En mayo de 2025, los psiquiatras Jan Dirk Blom y Brian A. Sharpless publicaron una revisión sistemática en la revista Neuroscience and Biobehavioral Reviews. El estudio analizó 77 casos documentados en la literatura médica internacional de personas que afirmaban haberse convertido en animales o haber adquirido sus características físicas.
La investigación muestra que en 74 de los 77 casos existía al menos un diagnóstico psiquiátrico asociado. Es decir, la creencia de transformación no aparecía aislada, sino en el contexto de otros trastornos mentales.
Trastornos asociados
De acuerdo con el análisis, el 41 por ciento de los casos estaba relacionado con trastornos psicóticos, incluyendo esquizofrenia y otros cuadros con delirios.
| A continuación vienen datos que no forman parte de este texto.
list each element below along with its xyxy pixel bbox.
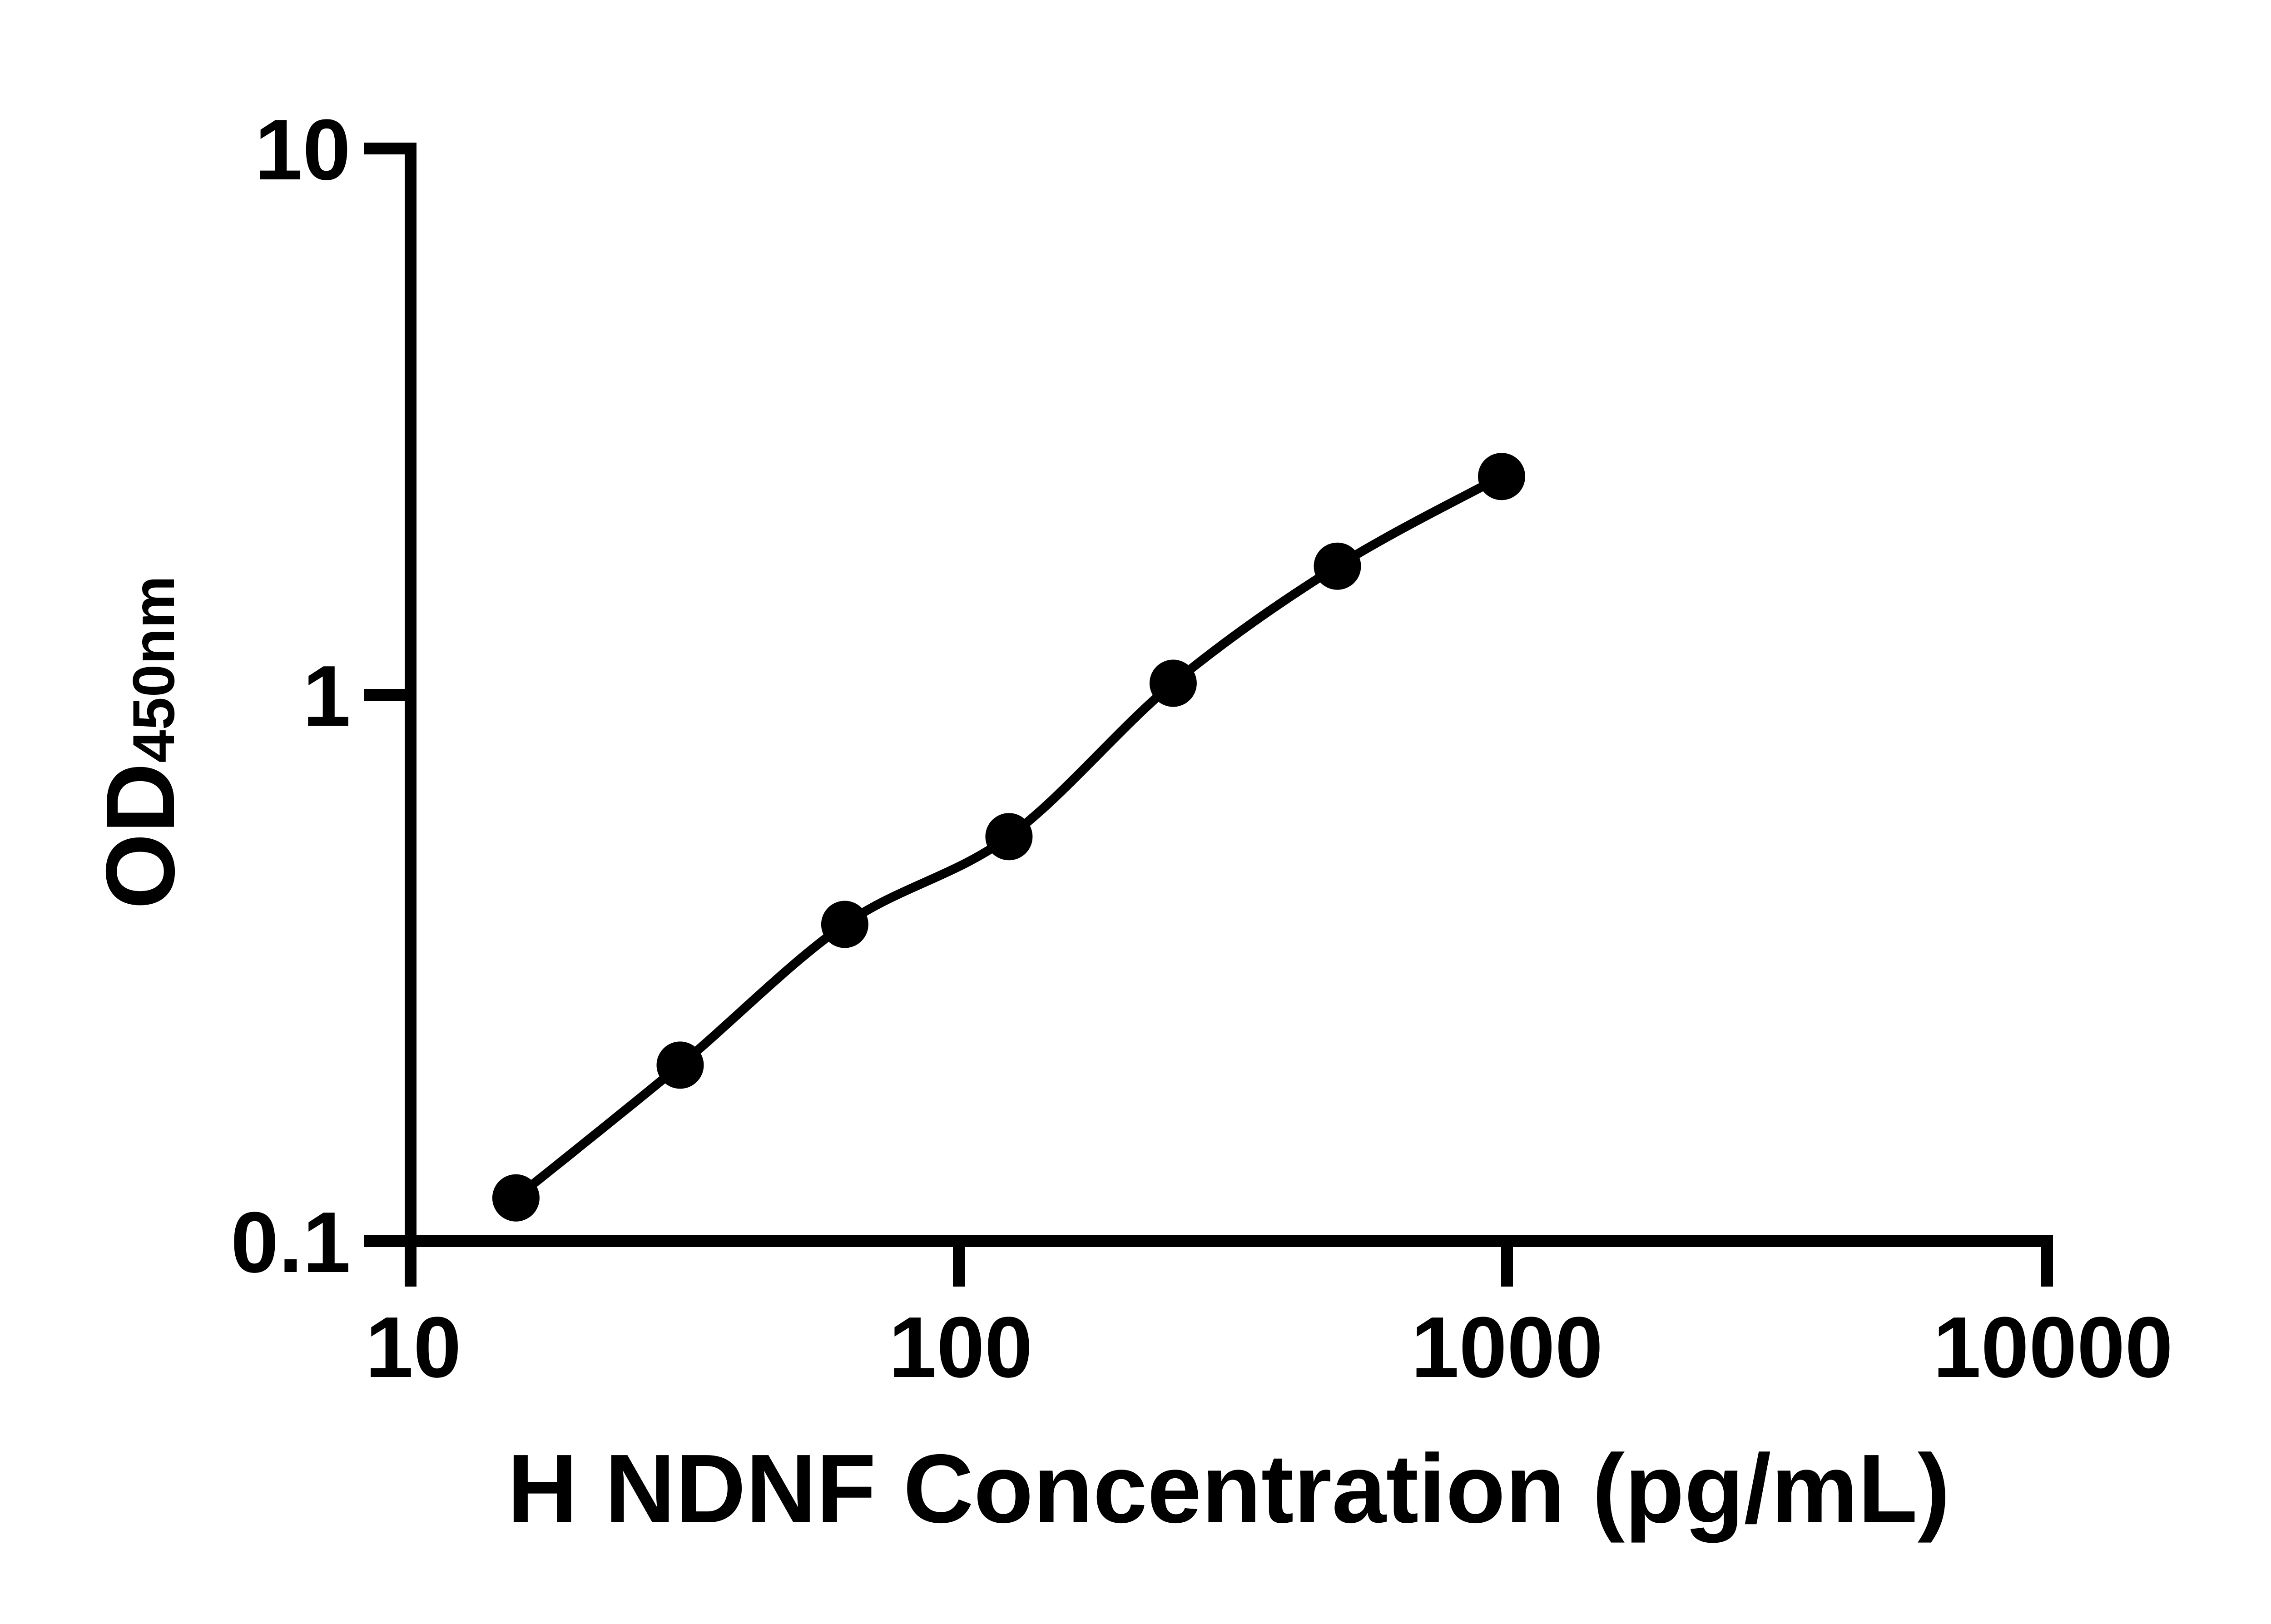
- x-axis-title: H NDNF Concentration (pg/mL): [507, 1434, 1950, 1543]
- data-point-marker: [1149, 659, 1197, 707]
- data-point-marker: [656, 1041, 704, 1089]
- data-point-marker: [821, 901, 868, 948]
- x-tick-label-10: 10: [365, 1299, 461, 1396]
- y-tick-label-1: 1: [302, 648, 351, 744]
- y-tick-label-0-1: 0.1: [231, 1194, 351, 1291]
- x-axis: [364, 1235, 2053, 1287]
- data-point-marker: [1478, 453, 1525, 500]
- data-points: [492, 453, 1525, 1222]
- y-tick-label-10: 10: [255, 102, 351, 198]
- y-axis: [364, 143, 417, 1287]
- x-tick-label-1000: 1000: [1411, 1299, 1603, 1396]
- data-point-marker: [985, 813, 1033, 861]
- x-tick-label-10000: 10000: [1933, 1299, 2173, 1396]
- x-tick-label-100: 100: [888, 1299, 1032, 1396]
- y-axis-title-main: OD: [85, 763, 195, 910]
- data-point-marker: [1314, 542, 1361, 590]
- y-axis-title: OD450nm: [85, 576, 195, 909]
- data-point-marker: [492, 1174, 540, 1222]
- y-axis-title-subscript: 450nm: [120, 576, 187, 763]
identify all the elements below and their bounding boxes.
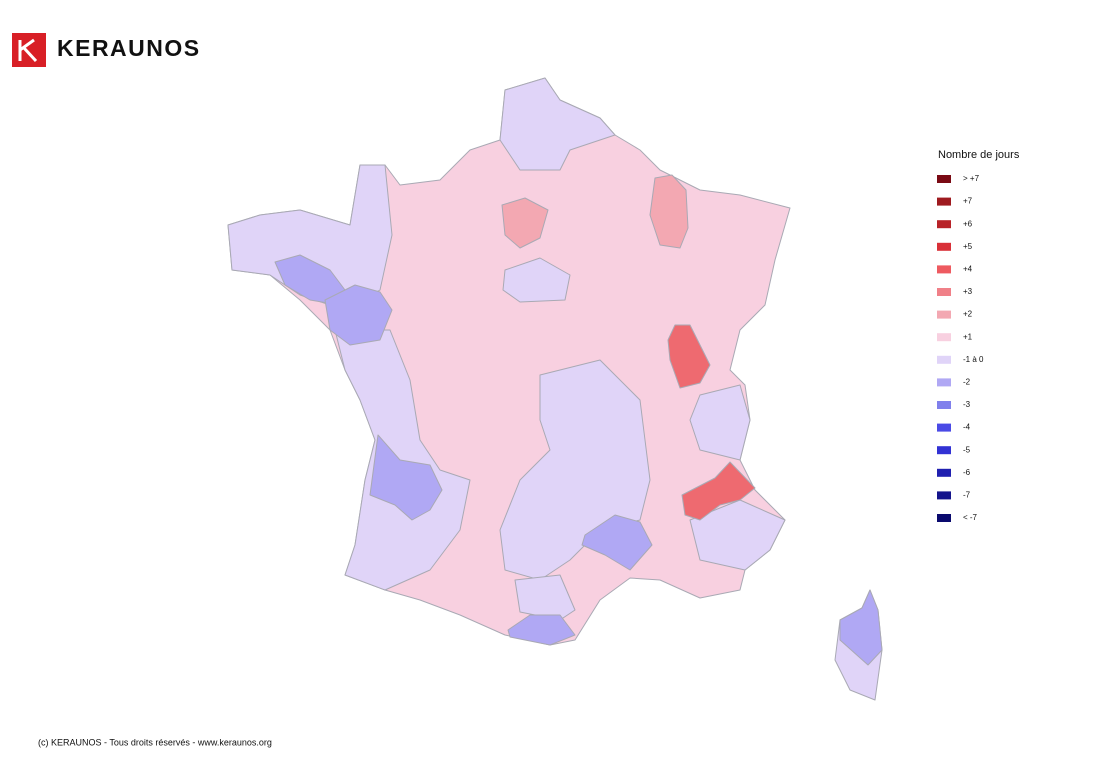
region (689, 384, 751, 461)
brand-name: KERAUNOS (57, 35, 201, 61)
legend-title: Nombre de jours (938, 149, 1020, 161)
legend-label: +7 (963, 197, 973, 206)
legend-swatch (937, 423, 951, 432)
logo-k (18, 38, 38, 63)
legend-swatch (937, 288, 951, 296)
legend-label: -5 (963, 445, 971, 454)
logo: KERAUNOS (12, 33, 201, 67)
legend-label: +1 (963, 332, 973, 341)
legend: Nombre de jours > +7 +7 +6 +5 +4 +3 +2 +1 -1 à 0… (937, 149, 1020, 522)
legend-label: +2 (963, 310, 973, 319)
legend-label: -6 (963, 468, 971, 477)
region (507, 614, 576, 646)
legend-label: +5 (963, 242, 973, 251)
legend-swatch (937, 401, 951, 409)
legend-label: +6 (963, 219, 973, 228)
legend-swatch (937, 446, 951, 455)
legend-label: < -7 (963, 513, 978, 522)
footer-text: (c) KERAUNOS - Tous droits réservés - ww… (38, 737, 272, 747)
legend-swatch (937, 242, 951, 251)
region (227, 164, 393, 311)
region (369, 434, 443, 521)
legend-swatch (937, 468, 951, 477)
legend-label: -4 (963, 423, 971, 432)
legend-swatch (937, 491, 951, 500)
region (839, 589, 883, 666)
legend-label: -2 (963, 378, 971, 387)
france-map (227, 77, 883, 701)
region (324, 284, 393, 346)
logo-mark (12, 33, 46, 67)
region (502, 257, 571, 303)
legend-swatch (937, 514, 951, 522)
legend-swatch (937, 197, 951, 206)
legend-label: > +7 (963, 174, 980, 183)
legend-label: -3 (963, 400, 971, 409)
region (499, 77, 616, 171)
legend-swatch (937, 355, 951, 364)
legend-swatch (937, 333, 951, 342)
region (581, 514, 653, 571)
legend-label: -1 à 0 (963, 355, 984, 364)
region (667, 324, 711, 389)
legend-swatch (937, 265, 951, 274)
legend-swatch (937, 378, 951, 387)
legend-swatch (937, 310, 951, 319)
region (514, 574, 576, 621)
region (501, 197, 549, 249)
legend-label: +3 (963, 287, 973, 296)
legend-label: -7 (963, 491, 971, 500)
region (681, 461, 756, 521)
legend-swatch (937, 220, 951, 229)
legend-swatch (937, 175, 951, 183)
region (649, 174, 689, 249)
legend-label: +4 (963, 265, 973, 274)
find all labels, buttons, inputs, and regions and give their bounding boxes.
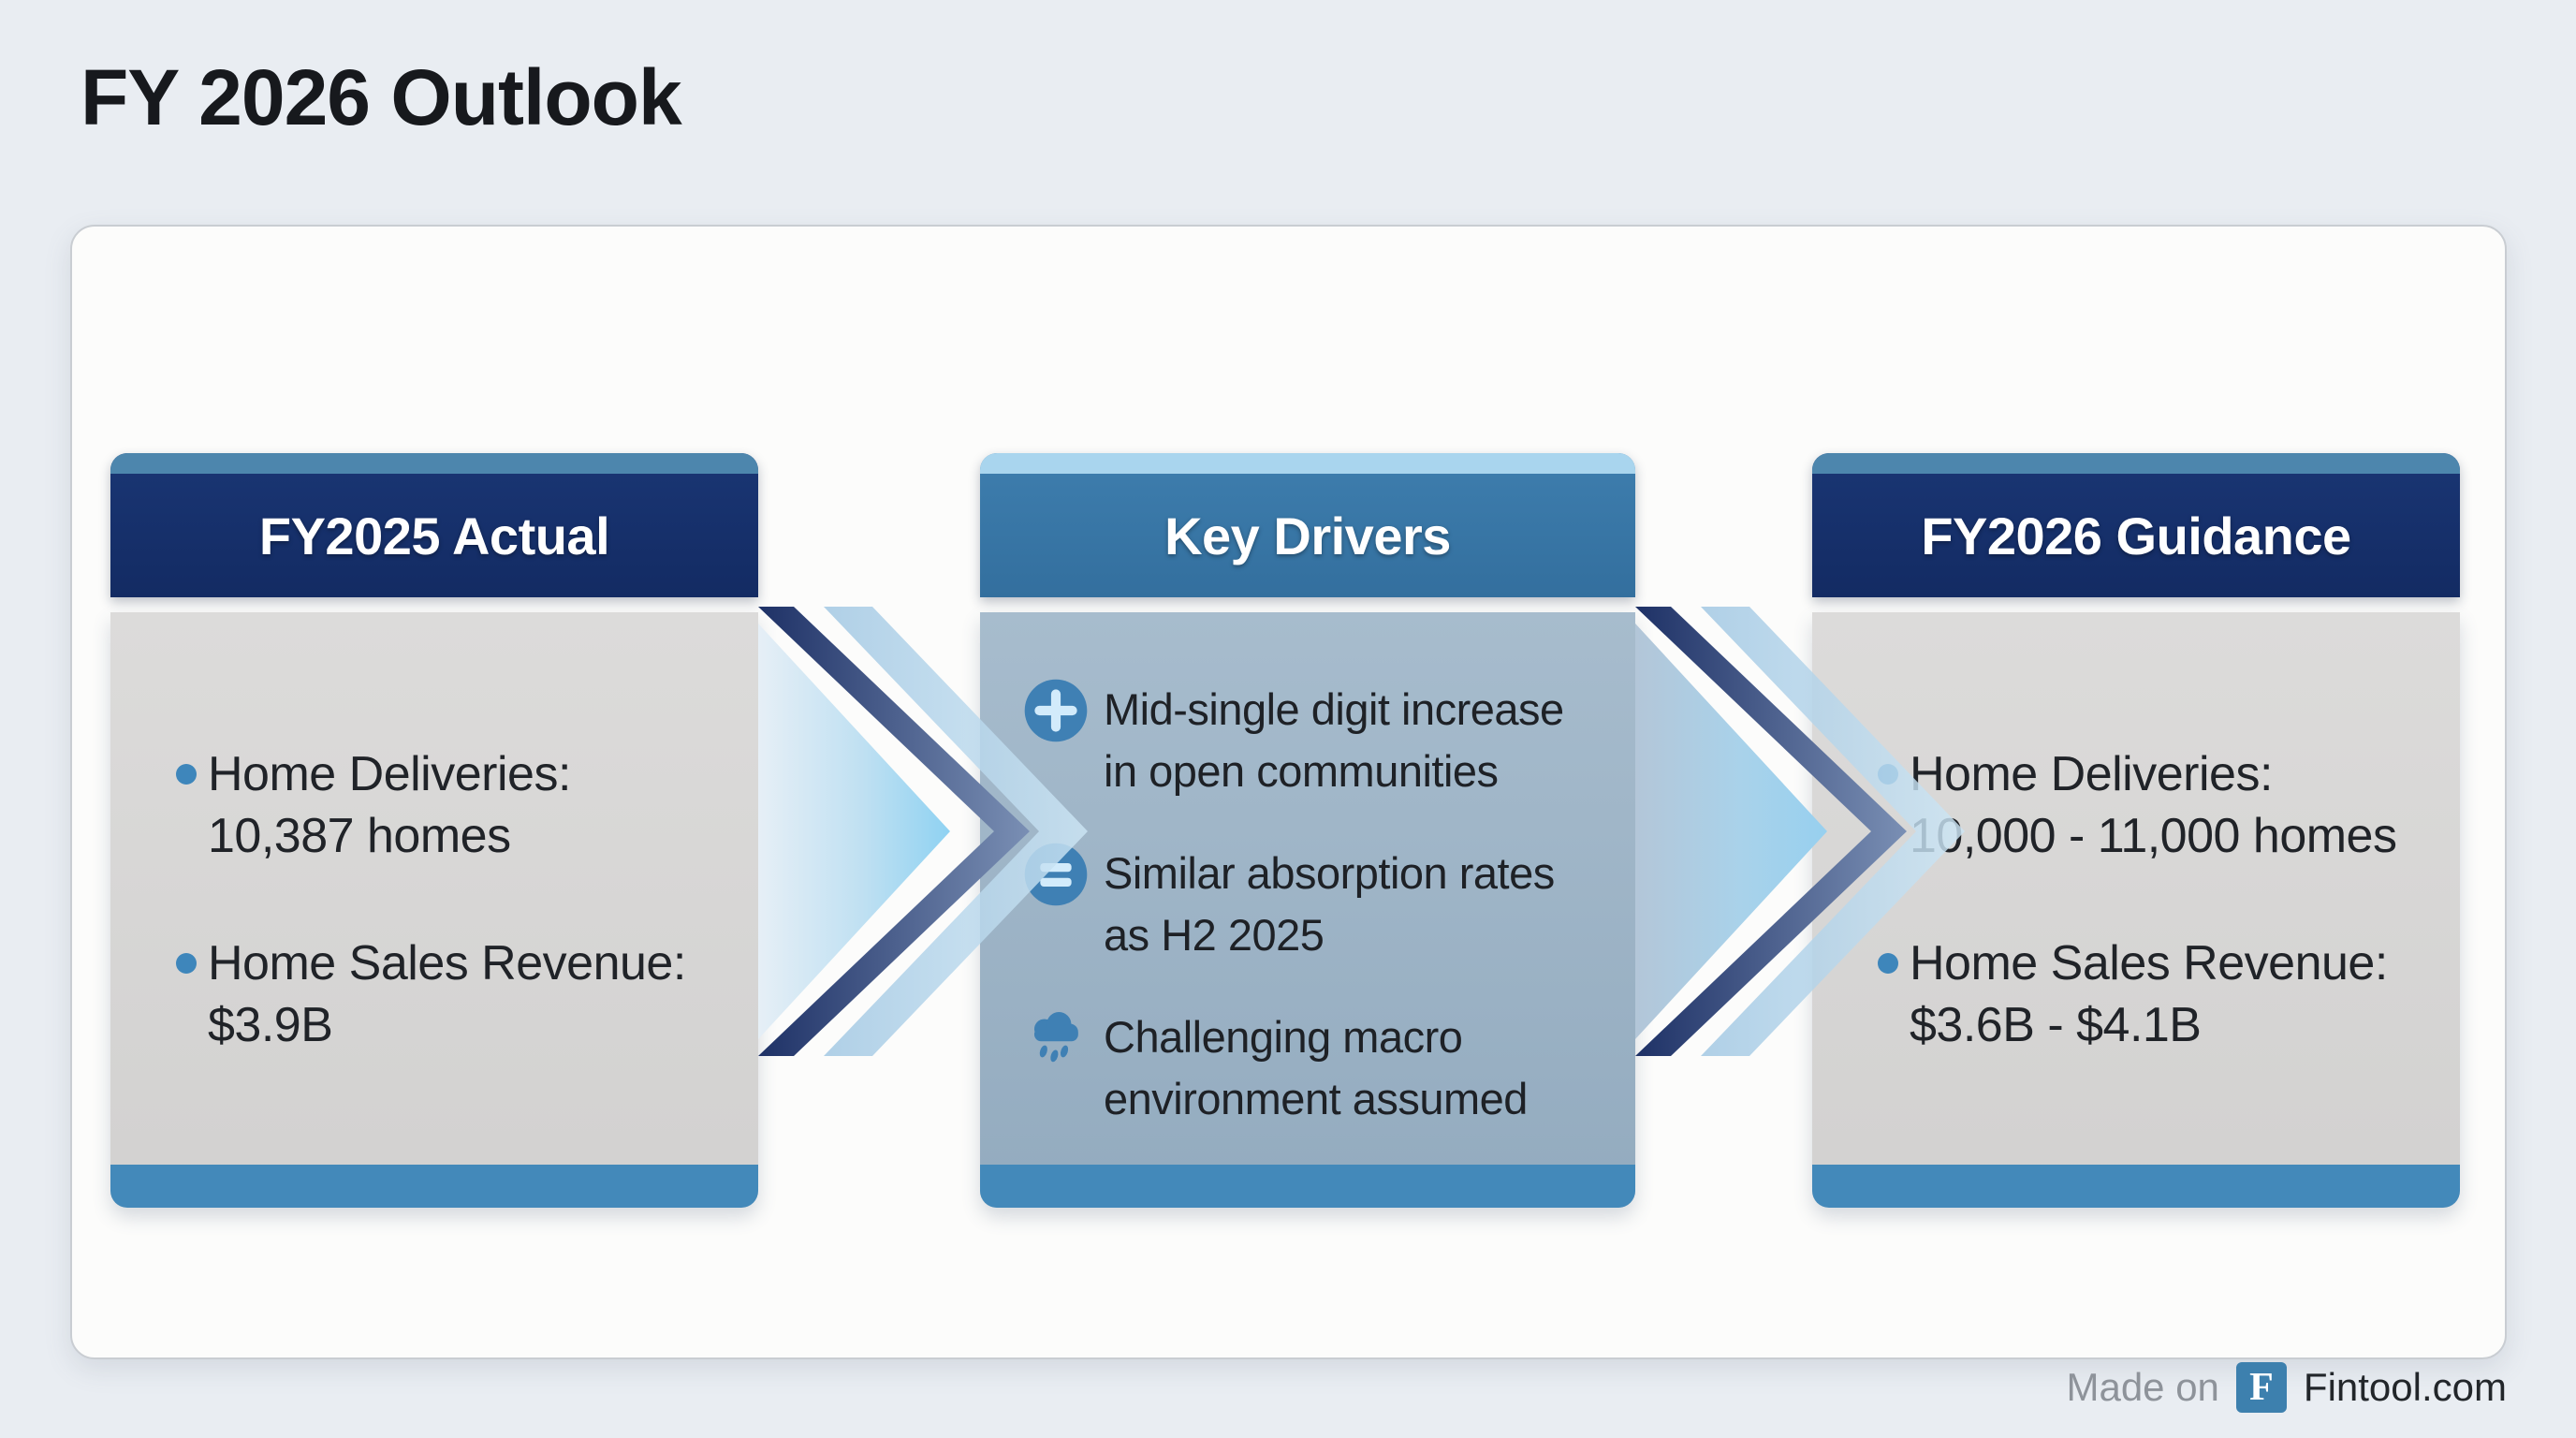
panel-bottom-strip — [1812, 1165, 2460, 1208]
list-item: Home Sales Revenue: $3.9B — [176, 932, 730, 1056]
arrow-chevron-icon — [758, 607, 1088, 1056]
list-item-text: Home Sales Revenue: $3.9B — [208, 936, 686, 1052]
panel-body: Home Deliveries: 10,387 homes Home Sales… — [110, 612, 758, 1208]
panel-body: Mid-single digit increase in open commun… — [980, 612, 1635, 1208]
panel-header-title: Key Drivers — [1164, 506, 1451, 565]
bullet-icon — [176, 953, 197, 974]
arrow-chevron-icon — [1635, 607, 1965, 1056]
bullet-icon — [1878, 953, 1898, 974]
list-item-text: Challenging macro environment assumed — [1104, 1012, 1528, 1123]
panel-key-drivers: Key Drivers Mid-single digit increase in… — [980, 453, 1635, 1208]
bullet-icon — [176, 764, 197, 785]
list-item: Home Deliveries: 10,000 - 11,000 homes — [1878, 743, 2432, 867]
panel-header: Key Drivers — [980, 453, 1635, 597]
panel-bottom-strip — [110, 1165, 758, 1208]
made-on-label: Made on — [2066, 1365, 2219, 1409]
header-accent-strip — [110, 453, 758, 474]
fintool-brand-link[interactable]: Fintool.com — [2303, 1365, 2507, 1409]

Un 24 por ciento correspondía a depresión con síntomas psicóticos y un 18 por ciento a trastorno bipolar.
También se registraron casos vinculados a trastornos por consumo de sustancias, trastornos disociativos y el síndrome de Cotard, una condición en la que la persona puede creer que está muerta o que partes de su cuerpo no existen.
El estudio propone un modelo explicativo llamado de “doble impacto”. El primero es una alteración en la percepción corporal conocida como cenestesiopatía, que implica una distorsión profunda en cómo la persona siente su propio cuerpo.
El segundo impacto ocurre cuando esa percepción no es corregida por los mecanismos cognitivos y se consolida como una creencia delirante.
La revisión precisa que la teriantropía clínica forma parte de lo que se denomina delirio monotemático, es decir, una idea delirante centrada en un único tema, en este caso la transformación animal.
Los autores también señalan que debe diferenciarse la teriantropía clínica de las formas no clínicas de identificación con animales.
En el estudio se menciona que dentro del espectro existen expresiones no clínicas como therians, furries y otherkin, pero en esos casos no hay convicción de una transformación física real.
En cuanto al tratamiento, el 58 por ciento de los casos documentados desde 1951 en adelante mostró remisión de los síntomas de transformación tras intervenciones como antipsicóticos o terapia electroconvulsiva.
La revisión no plantea que la identificación con animales en redes sociales sea en sí misma una enfermedad.
Lo que documenta es que, cuando existe una creencia firme de transformación corporal acompañada de otros trastornos psiquiátricos, la teriantropía clínica puede formar parte de un cuadro mental más grave que requiere atención especializada.